ENRG:No more delay - Mandiri Sekuritas

ENRG confirmed that all projects are on schedule with the signing of GSA in the Kangean TSB field attractively priced at US$5.15/boe, higher than the initial estimate of US$3.7-4.2/boe. This is a positive development after delays in the past marred ENRG’s outlook. In addition, small but meaningful flow from the Kangean PUO and Bentu PSC showed that ENRG keeps ramping up its reserves. On the other hand, we should value ENRG’s acquisition of the offshore Masela Block, which was very cheaply priced at US$0.3/boe. Valuation wise, ENRG still trades cheaply at EV/2P US$1.4/boe, the lowest among its peers. Maintain Buy at Rp180/share.

Kangean GSA has been signed. ENRG has recently signed the GSA for the Kangean PSC with PLN, Pertamina Gas (Pertagas), and Indogas. As a result of rising commodity and energy prices, gas ASP was also attractive at US$5.15/mmbtu (3% escalation), higher than the expectation of US$3.7-4.2/boe. We see the signing positively as this is a final affirmation that the Kangean TSB field (25 mboepd of gas) is on schedule to produce first gas in 1Q12. High ASP will certainly beneficial for ENRG and may also be seen as the first step to obtain deal with even higher ASP in the future.

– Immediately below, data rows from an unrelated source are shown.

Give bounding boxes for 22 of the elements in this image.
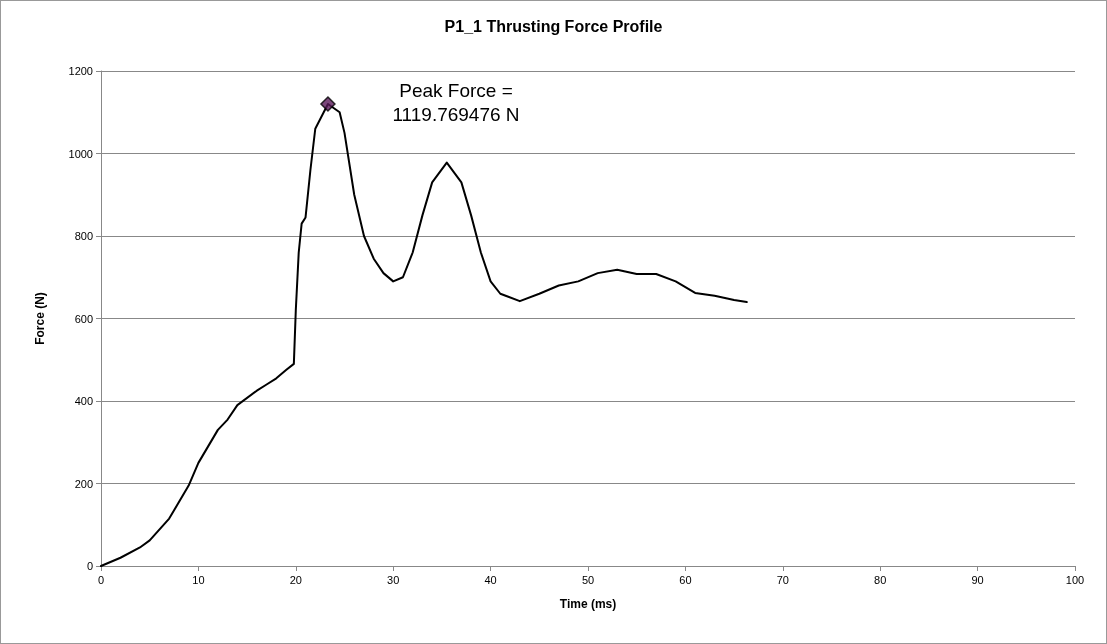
x-tick-label: 70 — [776, 573, 789, 586]
annotation: Peak Force = 1119.769476 N — [392, 79, 520, 125]
x-tick-label: 60 — [679, 573, 692, 586]
chart-title: P1_1 Thrusting Force Profile — [444, 17, 663, 35]
y-tick-label: 600 — [74, 312, 93, 325]
x-tick-label: 90 — [971, 573, 984, 586]
x-tick-label: 30 — [387, 573, 400, 586]
y-axis-title: Force (N) — [33, 292, 47, 345]
y-tick-label: 400 — [74, 395, 93, 407]
y-tick-label: 800 — [74, 230, 93, 242]
x-tick-label: 100 — [1065, 573, 1085, 586]
x-tick-label: 40 — [484, 573, 497, 586]
x-axis-title: Time (ms) — [559, 597, 617, 611]
x-tick-label: 80 — [874, 573, 887, 586]
y-tick-label: 1000 — [68, 147, 93, 160]
y-tick-label: 200 — [74, 477, 93, 490]
y-tick-label: 1200 — [68, 65, 93, 77]
x-tick-label: 0 — [97, 573, 105, 586]
y-tick-label: 0 — [86, 560, 93, 572]
x-tick-label: 20 — [289, 573, 302, 586]
x-tick-label: 50 — [581, 573, 595, 586]
x-tick-label: 10 — [192, 573, 205, 586]
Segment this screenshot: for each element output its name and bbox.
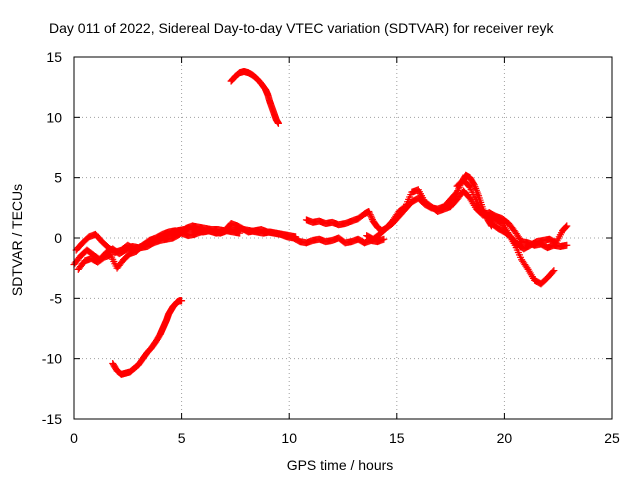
data-point bbox=[465, 182, 473, 190]
data-point bbox=[236, 229, 244, 237]
y-tick-label: 15 bbox=[46, 49, 62, 65]
data-point bbox=[563, 241, 571, 249]
plot-frame bbox=[73, 56, 613, 420]
x-tick-label: 10 bbox=[281, 430, 297, 446]
data-points bbox=[70, 67, 571, 378]
series-sat-c bbox=[74, 227, 244, 273]
data-point bbox=[561, 224, 569, 232]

Ramping up production continues. Previously, ENRG has also commenced oil and gas production at the Kangean PUO field and Bentu PSC totaling 2,500 boepd oil and 3,500 boepd gas, respectively. We consider this a satisfactory performance while ENRG is for the Kangean TSB’s flow next year. In addition to that, oil discovery from the Malacca Strait and Gelam TAC (totaling around 1,200 bopd) provided us high conviction that production ramp up is occurring.

Masela: one of the finest deals. Many investors have realized that Masela block contains abundant gas and condensate reserve of around 306 mmboe (net WI). Yet, the interesting part rarely exposed is that the resource-rich block (30-year worth of LNG) was bought at a very attractive price of about US$0.3/boe, much lower than 2010 deals average of US$10.6/boe (IHS Global Upstream M&A). This indicated ENRG’s good bargaining ability to acquire valuable projects. Moreover, Masela purchase not only raised ENRG reserve upward but also R/P ratio to 7.2 years (higher than peer average), which we think is fairly essential for an upstream company.

Maintain Buy recommendation at Rp180/share. Valuation wise, we view ENRG is at a very appealing level with EV/2P US$1.4/boe, which is the lowest among its peers (table 3), thanks to Masela. However, we admit concerns over its interest burden are still there although it is already minimized post rights issue last year. Hence, we maintain our Buy call on ENRG at TP of Rp180 (25% discount).